Flower Boy

Flower Boy

100 Best Albums Tyler, the Creator had always peddled in the personal: Even when he was the enfant terrible of underground hip-hop, his most provocative and irony-soaked albums still provided open windows into his anxiety and self-loathing. However, his fourth album, 2017’s Flower Boy, was the moment Tyler fully embraced his role as bloodletting diarist. The introspective album stripped away the shock and fully embraced expressions of lovesickness and loneliness, growing and blooming like the flowers that dot the art and lyrics. He emerges as a pan-genre auteur, as likely to spit rhymes as croon in a Pharrell-ian falsetto, landing somewhere at the intersection of hip-hop, neo-soul and chilled jazz. The metamorphosis resulted in his first platinum album and his first Grammy nomination, beginning a thrilling second chapter to his career. Lead single “911 / Mr. Lonely” is almost confessional in its self-examination, with Tyler musing on his trademark extroversion being a coping mechanism, buying cars to fill a void in his life, and basically yearning for someone to share it all with: “I’m the loneliest man alive/But I keep on dancing to throw ’em off,” he raps. “Boredom” is a more immediate look at seclusion, and “November” tackles a laundry list of insecurities over lush synths. “A lot of the songs just have questions, it’s just like, ‘How am I feeling today? What if I go poor again?
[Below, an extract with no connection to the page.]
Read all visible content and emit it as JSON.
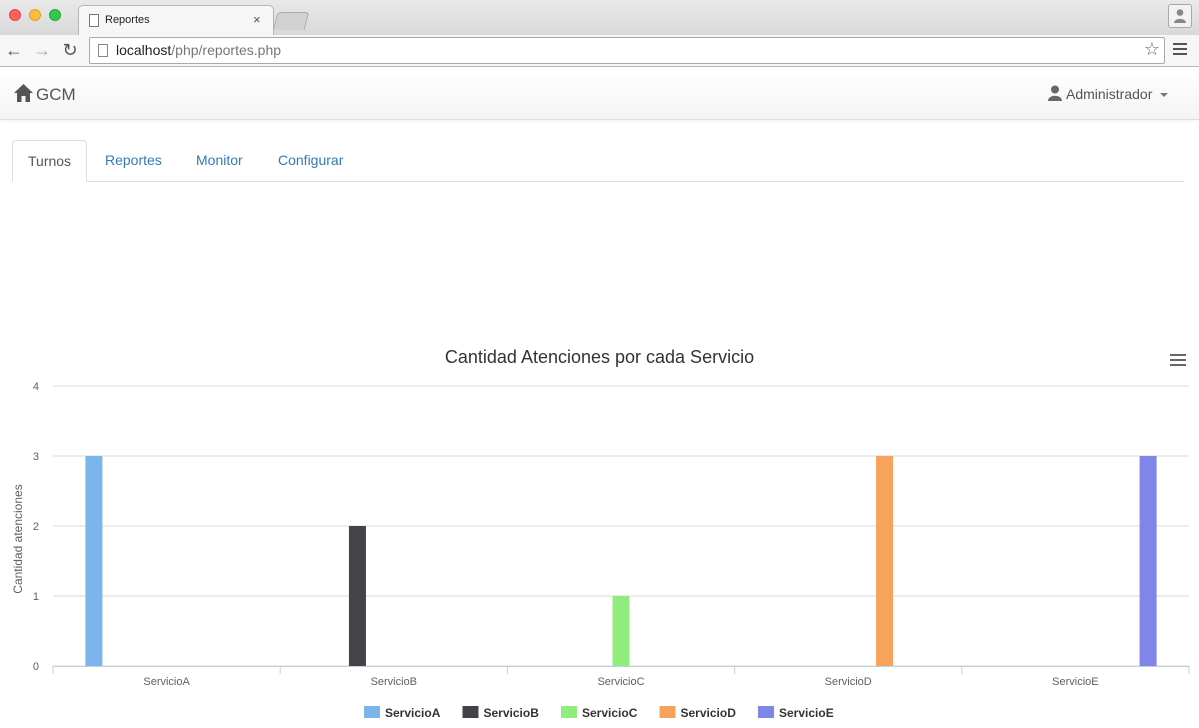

What if it doesn’t work?’” Tyler said. “And then that’s how a lot of the songs just happened.” Vulnerable love songs like “See You Again” and “Glitter” had people speculating about his sexuality (he came out as bisexual shortly after the album’s release), but regardless of the specifics, they are both evocative looks at infatuation that recall Erykah Badu and Outkast. “Garden Shed”—part Stevie, part D’Angelo—features rubbed-raw guitar and lyrics about holding a secret inside, with Estelle singing lines like “Don’t kill a rose before it could bloom/Fly, baby, fly, out the cocoon.” In many ways, Flower Boy was prescient about where music was going as a whole, thanks to early appearances from emerging bedroom-pop star Rex Orange County and future hitmakers like Steve Lacy and Kali Uchis. Though Tyler surrounds himself with a packed guest list of friends (Frank Ocean), heroes (Pharrell Williams) and rap superstars (A$AP Rocky, Lil Wayne, Schoolboy Q), Flower Boy is still a deeply personal statement from a one-of-a-kind artist.